A royal decree was issued in 1781 calling for the abandonment of old community property in the villages. Farms were to be moved out to the land that belonged to the farm so that each farm would have its total land available around it, instead of having all the farms gathered around the village pond, as had been the case thus far. Because the process was both laborious and expensive, and there was uncertainty as to whether the landowner or the peasant had to pay the surveyor and the costs of moving the buildings, the entire process took 37 years. In 1798, it was estimated that 998 acres of land belonged to the main estate.
The Rottbøll Genus
In 1835, Børglum Abbey was purchased by the Rottbøll family. The family originally came from the main farm Rotbøl, in Lodbjerg parish in Thy, which was destroyed by drifting sand in the late 1600s. This family has since been fostering the landowners of Børglum Abbey.
Period after 1835
When the law on the liquidation of copyhold farms was issued in 1861, a list of copyhold farms still belonging to Børglum Abbey was drawn up. Since Rottbøll previously had sold approximately 400 acres of the estate, there were now only 81 farms with a total of 265 acres left. Things happened quickly; the Constitution was adopted; the corvée was abolished and copyhold farmers became self-governing which, among other things, meant that there was a more intense cultivation of the fields and a greater yield than before. It was not, however, always an advantage that the farmers came to own their farms. In several cases, they preferred to defer the change of ownership, because the rent they paid to the landowner was relatively low. In a sense it can be said that the farmer's copyhold letter was replaced by a mortgage. By 1935, a total land appraisal saw the acreage of Børglum Abbey dwindle to about 54 acres.
Following a fire, the current owners Hans and Anne Rottbøll built a new 300om2 granary, and in 1995 they embarked on the most extensive restoration work of the church made since 1590. A project budgeted at DKK 13 million.
Børglum Abbey today
One of the remarkable things about the history of Børglum Abbey, which still amazes historians, is that this power centre of the Middle Ages never developed into a regular town with citizens, merchants and commercial houses, which otherwise were an important part of the other Danish bishops' financial foundation.
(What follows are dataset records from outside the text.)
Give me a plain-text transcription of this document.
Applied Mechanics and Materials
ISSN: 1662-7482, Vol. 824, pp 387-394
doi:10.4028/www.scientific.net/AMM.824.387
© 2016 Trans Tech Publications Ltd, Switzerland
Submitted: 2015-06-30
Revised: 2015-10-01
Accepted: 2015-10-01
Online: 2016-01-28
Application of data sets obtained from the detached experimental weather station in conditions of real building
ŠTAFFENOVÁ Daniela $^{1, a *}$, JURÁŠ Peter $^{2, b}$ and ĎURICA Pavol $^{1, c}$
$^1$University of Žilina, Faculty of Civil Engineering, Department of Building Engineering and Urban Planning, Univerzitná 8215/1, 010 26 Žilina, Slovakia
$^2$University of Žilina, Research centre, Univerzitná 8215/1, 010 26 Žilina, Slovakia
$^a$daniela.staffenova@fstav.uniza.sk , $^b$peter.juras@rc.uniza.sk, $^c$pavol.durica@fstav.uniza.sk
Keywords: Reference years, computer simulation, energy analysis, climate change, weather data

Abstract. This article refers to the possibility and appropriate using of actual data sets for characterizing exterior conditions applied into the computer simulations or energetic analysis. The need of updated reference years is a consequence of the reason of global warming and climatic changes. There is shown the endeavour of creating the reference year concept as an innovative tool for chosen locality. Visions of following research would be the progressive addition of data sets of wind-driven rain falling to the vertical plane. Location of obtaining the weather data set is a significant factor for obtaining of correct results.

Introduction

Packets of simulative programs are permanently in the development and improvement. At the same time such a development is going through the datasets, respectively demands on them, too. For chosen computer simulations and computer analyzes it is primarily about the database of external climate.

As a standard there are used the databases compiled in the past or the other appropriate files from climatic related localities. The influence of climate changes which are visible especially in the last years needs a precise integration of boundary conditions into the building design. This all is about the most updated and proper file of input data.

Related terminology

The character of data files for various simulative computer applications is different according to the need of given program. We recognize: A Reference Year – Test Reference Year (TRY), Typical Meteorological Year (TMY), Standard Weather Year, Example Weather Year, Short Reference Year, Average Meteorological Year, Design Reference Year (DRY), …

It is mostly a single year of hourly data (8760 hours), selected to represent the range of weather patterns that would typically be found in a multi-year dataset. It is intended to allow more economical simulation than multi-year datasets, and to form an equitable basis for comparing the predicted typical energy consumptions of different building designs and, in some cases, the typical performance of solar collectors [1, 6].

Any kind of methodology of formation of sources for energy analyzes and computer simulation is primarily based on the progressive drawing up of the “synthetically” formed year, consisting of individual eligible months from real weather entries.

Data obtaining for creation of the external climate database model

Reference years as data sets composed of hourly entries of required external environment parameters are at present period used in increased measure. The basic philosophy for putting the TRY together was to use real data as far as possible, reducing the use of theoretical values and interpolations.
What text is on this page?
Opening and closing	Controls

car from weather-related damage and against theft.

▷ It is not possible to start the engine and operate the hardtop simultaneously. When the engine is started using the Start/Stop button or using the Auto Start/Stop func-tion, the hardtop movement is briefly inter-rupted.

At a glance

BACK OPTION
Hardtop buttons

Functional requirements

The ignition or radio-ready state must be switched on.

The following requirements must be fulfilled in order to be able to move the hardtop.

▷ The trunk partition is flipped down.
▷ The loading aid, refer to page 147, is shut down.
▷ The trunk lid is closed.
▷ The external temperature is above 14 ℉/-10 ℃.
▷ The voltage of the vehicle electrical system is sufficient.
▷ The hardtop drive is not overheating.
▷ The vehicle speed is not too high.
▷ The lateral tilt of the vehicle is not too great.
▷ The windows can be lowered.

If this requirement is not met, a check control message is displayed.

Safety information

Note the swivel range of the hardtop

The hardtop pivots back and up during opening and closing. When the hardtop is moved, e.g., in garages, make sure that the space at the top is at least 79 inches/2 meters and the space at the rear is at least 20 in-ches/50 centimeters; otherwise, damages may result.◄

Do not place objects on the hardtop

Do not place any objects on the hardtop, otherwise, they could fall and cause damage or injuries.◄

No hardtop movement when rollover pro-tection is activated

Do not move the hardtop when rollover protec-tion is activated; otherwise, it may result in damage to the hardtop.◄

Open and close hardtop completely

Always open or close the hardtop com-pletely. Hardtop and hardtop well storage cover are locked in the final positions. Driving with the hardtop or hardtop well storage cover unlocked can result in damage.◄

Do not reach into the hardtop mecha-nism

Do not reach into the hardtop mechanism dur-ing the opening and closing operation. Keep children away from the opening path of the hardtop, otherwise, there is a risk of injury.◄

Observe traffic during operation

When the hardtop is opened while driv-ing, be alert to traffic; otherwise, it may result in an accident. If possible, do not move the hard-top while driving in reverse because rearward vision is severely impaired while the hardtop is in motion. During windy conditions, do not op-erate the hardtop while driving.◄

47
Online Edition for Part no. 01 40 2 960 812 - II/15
If we look at the development of other episcopal residences in present day Denmark - Viborg, Aarhus, Ribe, Odense and Roskilde, all of these developed into cities, whereas the extensive buildings and large population at Børglum shrunk until it only comprised the now lonely manor on a hilltop.
Had development at Børglum been the same as in the country's other episcopal residences, Børglum Abbey would now been at the heart of a large city, perhaps with a shopping mall to the west of the mill and a home improvement center north of the cemetary. Not that we have anything against home improvement centres or shopping malls, but we are many here in the are that find that the buildings and landscape go very well together, and that what became the fate of the beautiful old abbey is not all that bad.